The statement made by Anne-Marie Trevelyan, the Secretary of State for International Trade, in the House of Commons on 23 May 2022.
On Friday 20 May 2022, the Department for International Trade launched negotiations for an enhanced and upgraded free trade agreement with Mexico, with the first round of negotiations to be held in Mexico City in July.
The Department is publishing a comprehensive set of documents setting out the UK’s strategic approach for negotiations between the UK and Mexico. In line with our commitments to scrutiny and transparency, these documents have been published and placed in the House Libraries. The UK’s negotiating objectives for the upgraded agreement, published today, were informed by our Call for Input, which requested views from consumers, businesses, and other interested stakeholders across the UK on their priorities for enhancing our existing trading relationship with Mexico.
These negotiations follow our signing of the UK-Mexico Trade Continuity Agreement on 15 December 2020, which committed both parties to commence negotiations on a new, comprehensive and bespoke agreement by 1 June 2022.
An enhanced and comprehensive agreement with Mexico is a key part of the UK’s strategy to secure advanced modern agreements with new international partners, and upgrade existing continuity agreements in order to better suit the UK economy. Through these enhanced trade partnerships we can deliver economic growth to all the nations and regions of the UK and create new opportunities for UK business.

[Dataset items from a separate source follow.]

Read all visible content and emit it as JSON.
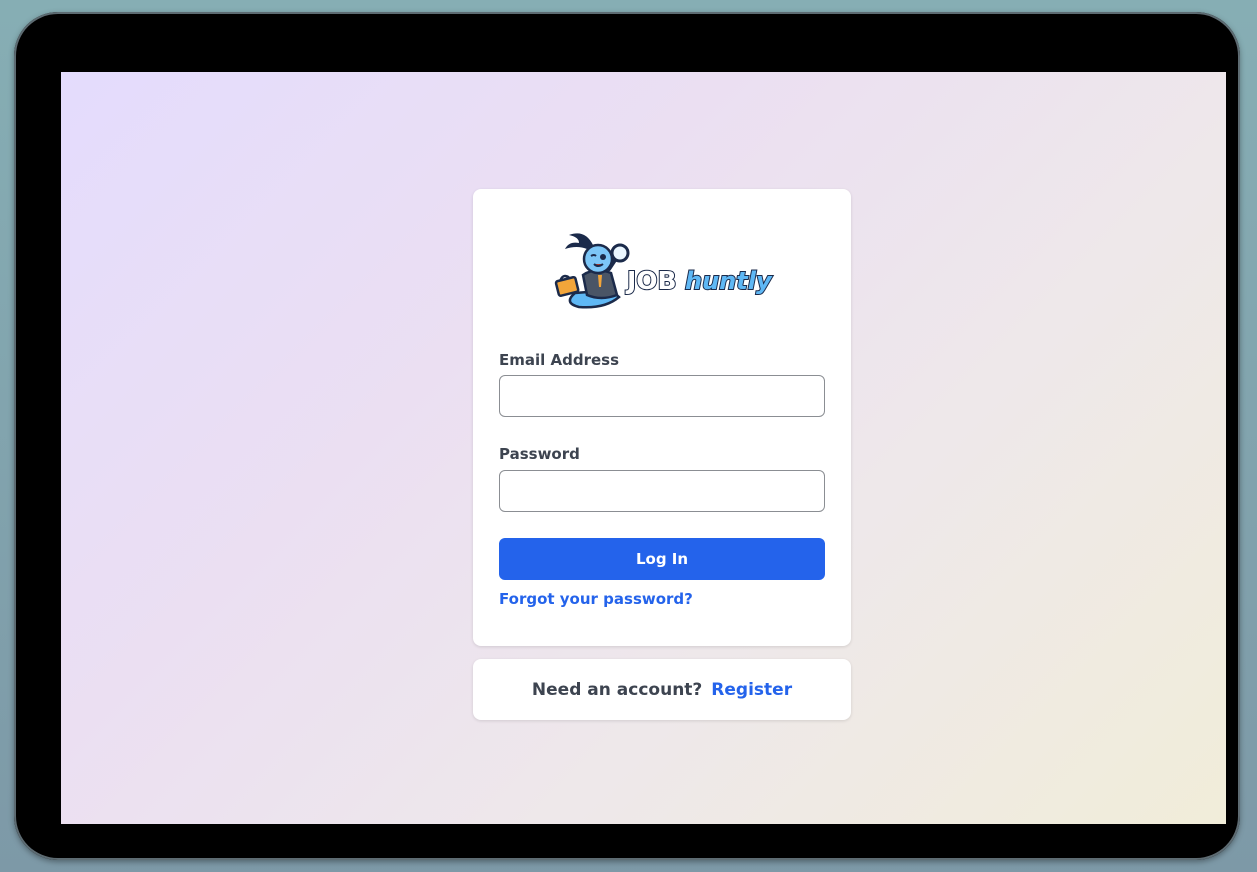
{
  "brand": {
    "logo_text_prefix": "JOB",
    "logo_text_suffix": "huntly",
    "logo_icon": "genie-mascot-icon"
  },
  "login_form": {
    "email_label": "Email Address",
    "email_value": "",
    "password_label": "Password",
    "password_value": "",
    "submit_label": "Log In",
    "forgot_link": "Forgot your password?"
  },
  "register_prompt": {
    "text": "Need an account?",
    "link": "Register"
  },
  "colors": {
    "primary": "#2463eb",
    "text": "#3d4450",
    "logo_dark": "#1b2a4a",
    "logo_light": "#5fb8f5"
  }
}
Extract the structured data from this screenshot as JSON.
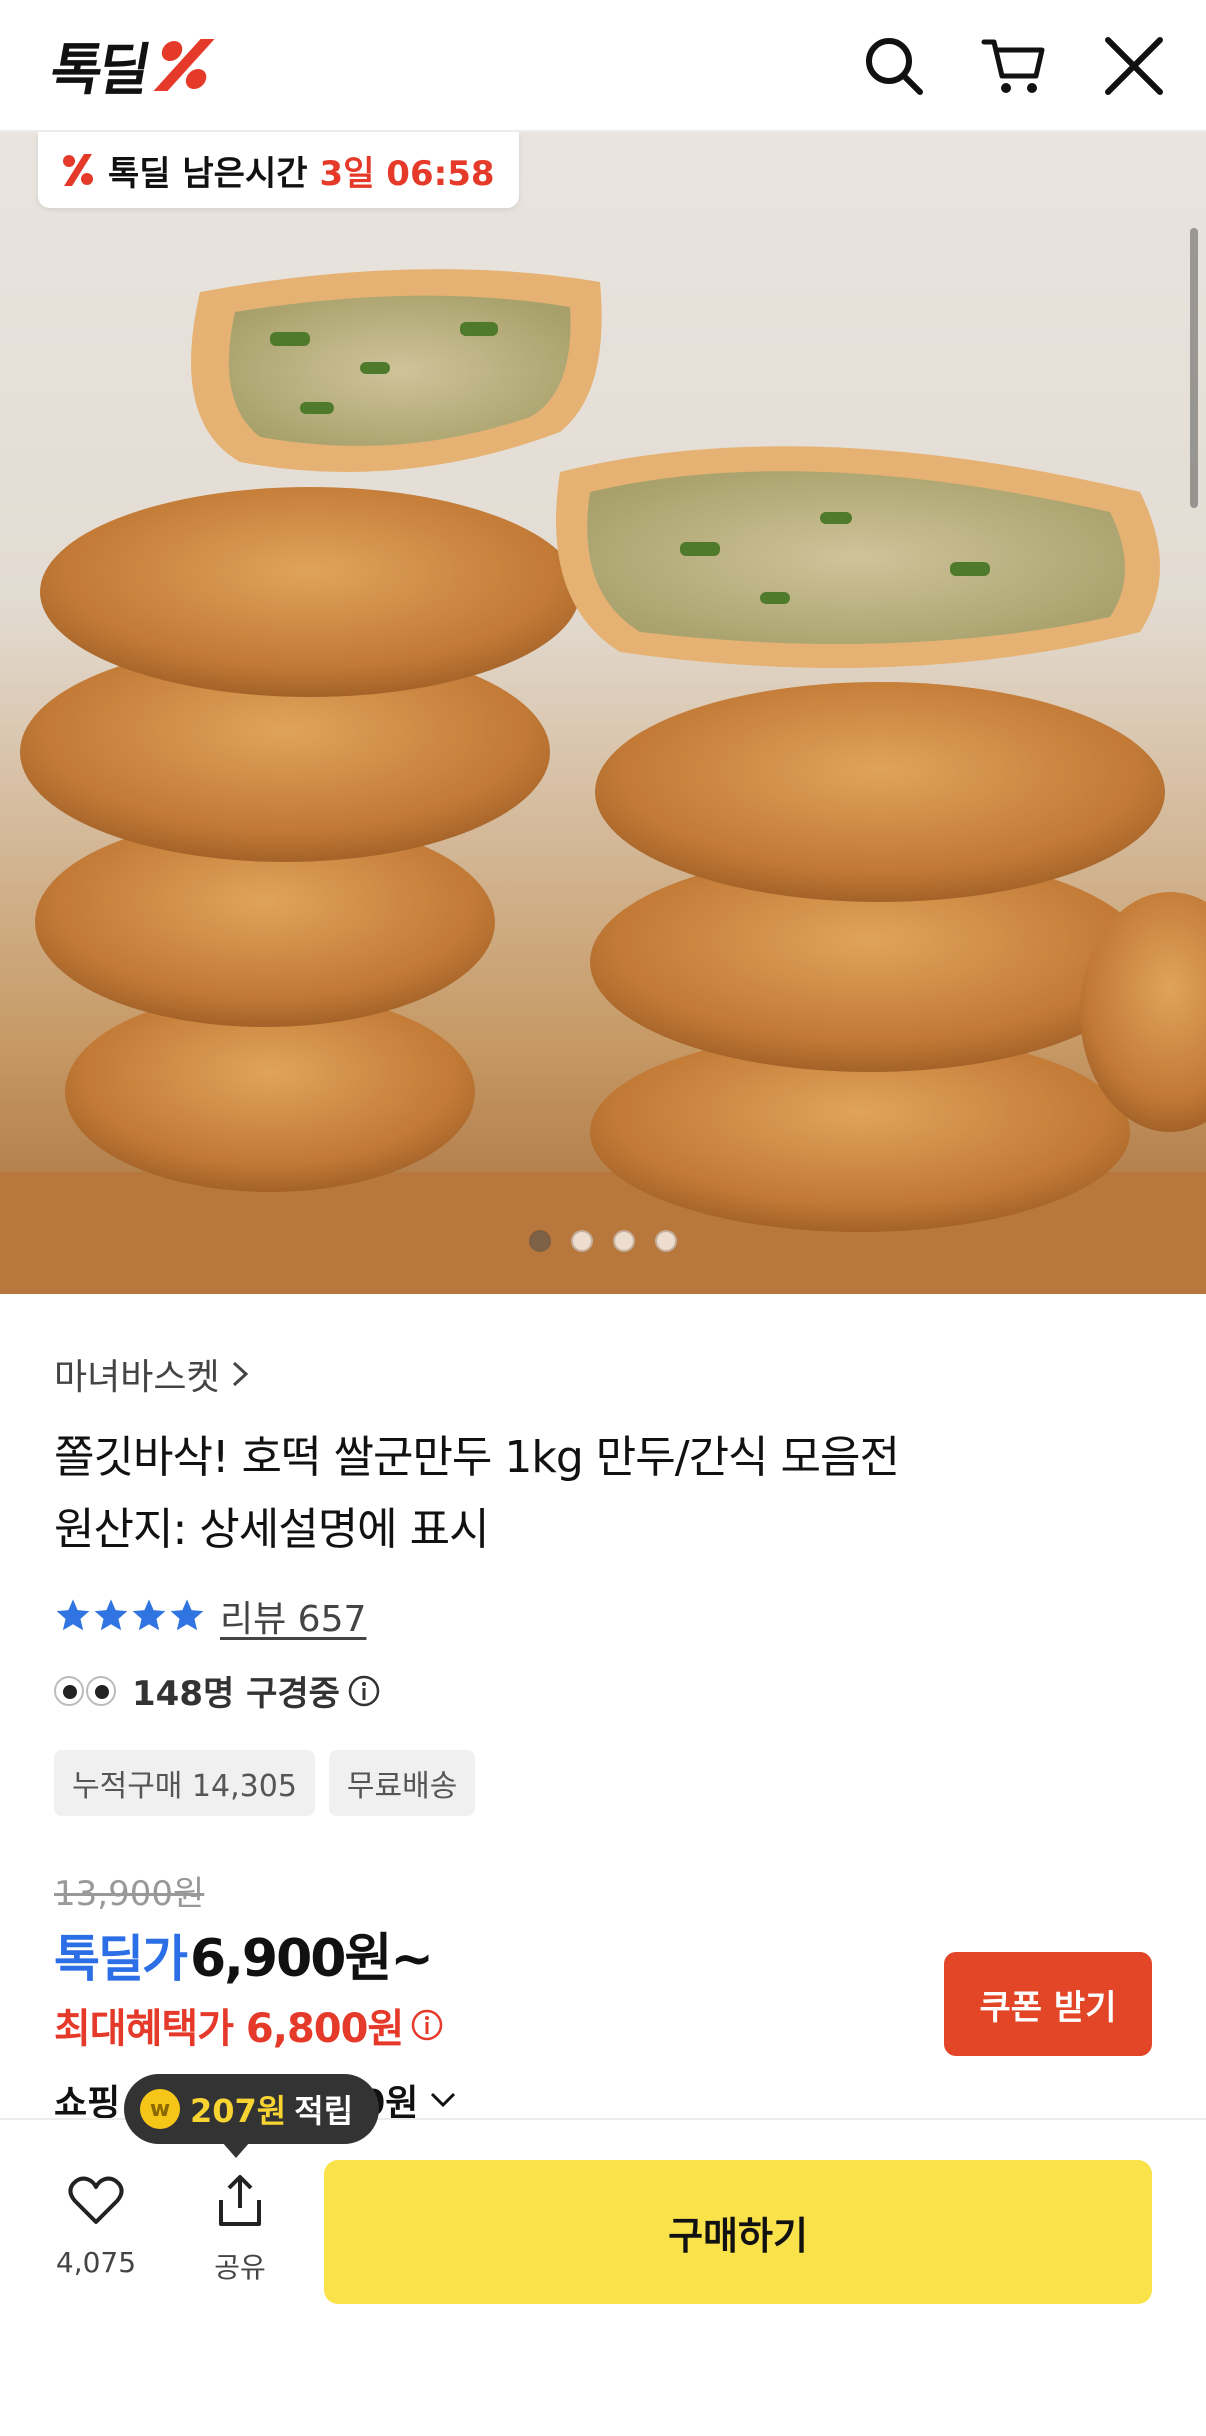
{
  "header": {
    "logo_text": "톡딜",
    "icons": [
      "search-icon",
      "cart-icon",
      "close-icon"
    ]
  },
  "hero": {
    "timer_label": "톡딜 남은시간",
    "timer_value": "3일 06:58",
    "image_count": 4,
    "active_index": 0
  },
  "product": {
    "seller": "마녀바스켓",
    "title_line1": "쫄깃바삭! 호떡 쌀군만두 1kg 만두/간식 모음전",
    "title_line2": "원산지: 상세설명에 표시",
    "rating_stars": 4,
    "review_label": "리뷰 657",
    "viewing_text": "148명 구경중",
    "tags": [
      "누적구매 14,305",
      "무료배송"
    ]
  },
  "price": {
    "original": "13,900원",
    "deal_label": "톡딜가",
    "deal_price": "6,900원~",
    "max_benefit": "최대혜택가 6,800원",
    "coupon_button": "쿠폰 받기",
    "shopping_prefix": "쇼핑",
    "shopping_suffix": "0원"
  },
  "tooltip": {
    "points": "207원",
    "text": "적립"
  },
  "bottom_bar": {
    "like_count": "4,075",
    "share_label": "공유",
    "buy_button": "구매하기"
  },
  "colors": {
    "accent_red": "#e53a2a",
    "deal_blue": "#2b6ee6",
    "buy_yellow": "#fae34a",
    "coupon_red": "#e34527"
  }
}
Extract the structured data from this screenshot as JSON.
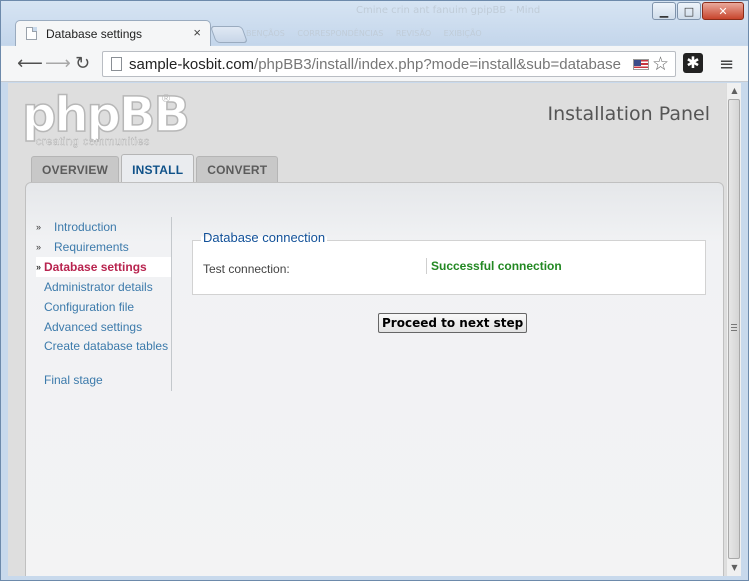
{
  "window": {
    "faded_title": "Cmine crin ant fanuim gpipBB - Mind",
    "faded_menu": "BENÇÃOS CORRESPONDÊNCIAS REVISÃO EXIBIÇÃO",
    "minimize_glyph": "▁",
    "maximize_glyph": "□",
    "close_glyph": "✕"
  },
  "tab": {
    "title": "Database settings",
    "close_glyph": "×"
  },
  "toolbar": {
    "back_glyph": "⟵",
    "forward_glyph": "⟶",
    "reload_glyph": "↻",
    "url_host": "sample-kosbit.com",
    "url_path": "/phpBB3/install/index.php?mode=install&sub=database",
    "star_glyph": "☆",
    "extension_glyph": "✱",
    "menu_glyph": "≡"
  },
  "header": {
    "logo_text": "phpBB",
    "logo_mark": "®",
    "logo_tagline": "creating  communities",
    "panel_title": "Installation Panel"
  },
  "panel_tabs": [
    {
      "label": "OVERVIEW",
      "active": false
    },
    {
      "label": "INSTALL",
      "active": true
    },
    {
      "label": "CONVERT",
      "active": false
    }
  ],
  "sidebar": {
    "items": [
      {
        "label": "Introduction",
        "state": "completed",
        "marker": "»"
      },
      {
        "label": "Requirements",
        "state": "completed",
        "marker": "»"
      },
      {
        "label": "Database settings",
        "state": "current",
        "marker": "»"
      },
      {
        "label": "Administrator details",
        "state": "pending"
      },
      {
        "label": "Configuration file",
        "state": "pending"
      },
      {
        "label": "Advanced settings",
        "state": "pending"
      },
      {
        "label": "Create database tables",
        "state": "pending"
      },
      {
        "label": "Final stage",
        "state": "pending"
      }
    ]
  },
  "main": {
    "legend": "Database connection",
    "field_label": "Test connection:",
    "field_value": "Successful connection",
    "proceed_label": "Proceed to next step"
  },
  "scrollbar": {
    "up_glyph": "▲",
    "down_glyph": "▼"
  },
  "colors": {
    "link": "#3c7aab",
    "current_step": "#b8244f",
    "legend": "#115098",
    "success": "#228822",
    "active_tab_text": "#105289"
  }
}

Mexico is an important trading partner for the UK, with trade worth £4.2 billion in 2021 despite the disruptions of the coronavirus pandemic to global trade. Mexico is one of the world’s largest democracies and the 16th biggest global economy. Its population is almost double the size of the UK’s and is projected to reach 146 million people by 2035. Its demand for global imports is forecast to grow by 35% in real terms between 2019 and 2035 as its economy expands. The current agreement ensured reduced duties on UK exports in key industries such transportation, chemicals, and machinery manufacturing. These already popular products could face further demand in a growing Mexican market.
Our existing agreement removes tariffs on the majority of goods we trade. However, the agreement is outdated and not designed for a digital age, containing limited provisions on services, which employs 82% of the UK workforce. In these negotiations we will be advancing an upgraded trade partnership with cutting-edge services and digital provisions tailored to our unique strengths as the world’s second-largest services exporter and a leader on digital trade. An upgraded trade agreement with enhanced provisions can support UK trade across sectors of UK strength, including financial, creative, digital and technology services.
Forging stronger trade links with Mexico will also support the UK’s accession to the comprehensive and progressive agreement for trans-pacific partnership, a free trade area with a collective GDP of £9 trillion in 2021, of which Mexico is an influential member.
The Government are determined that any agreement must work for consumers, producers, investors, and businesses alike. We remain committed to upholding our high environmental, labour, public health, food safety and animal welfare standards, alongside protecting the National Health Service.
The Government will continue to update and engage with key stakeholders, including Parliament and the Devolved Administrations, throughout our negotiations with Mexico.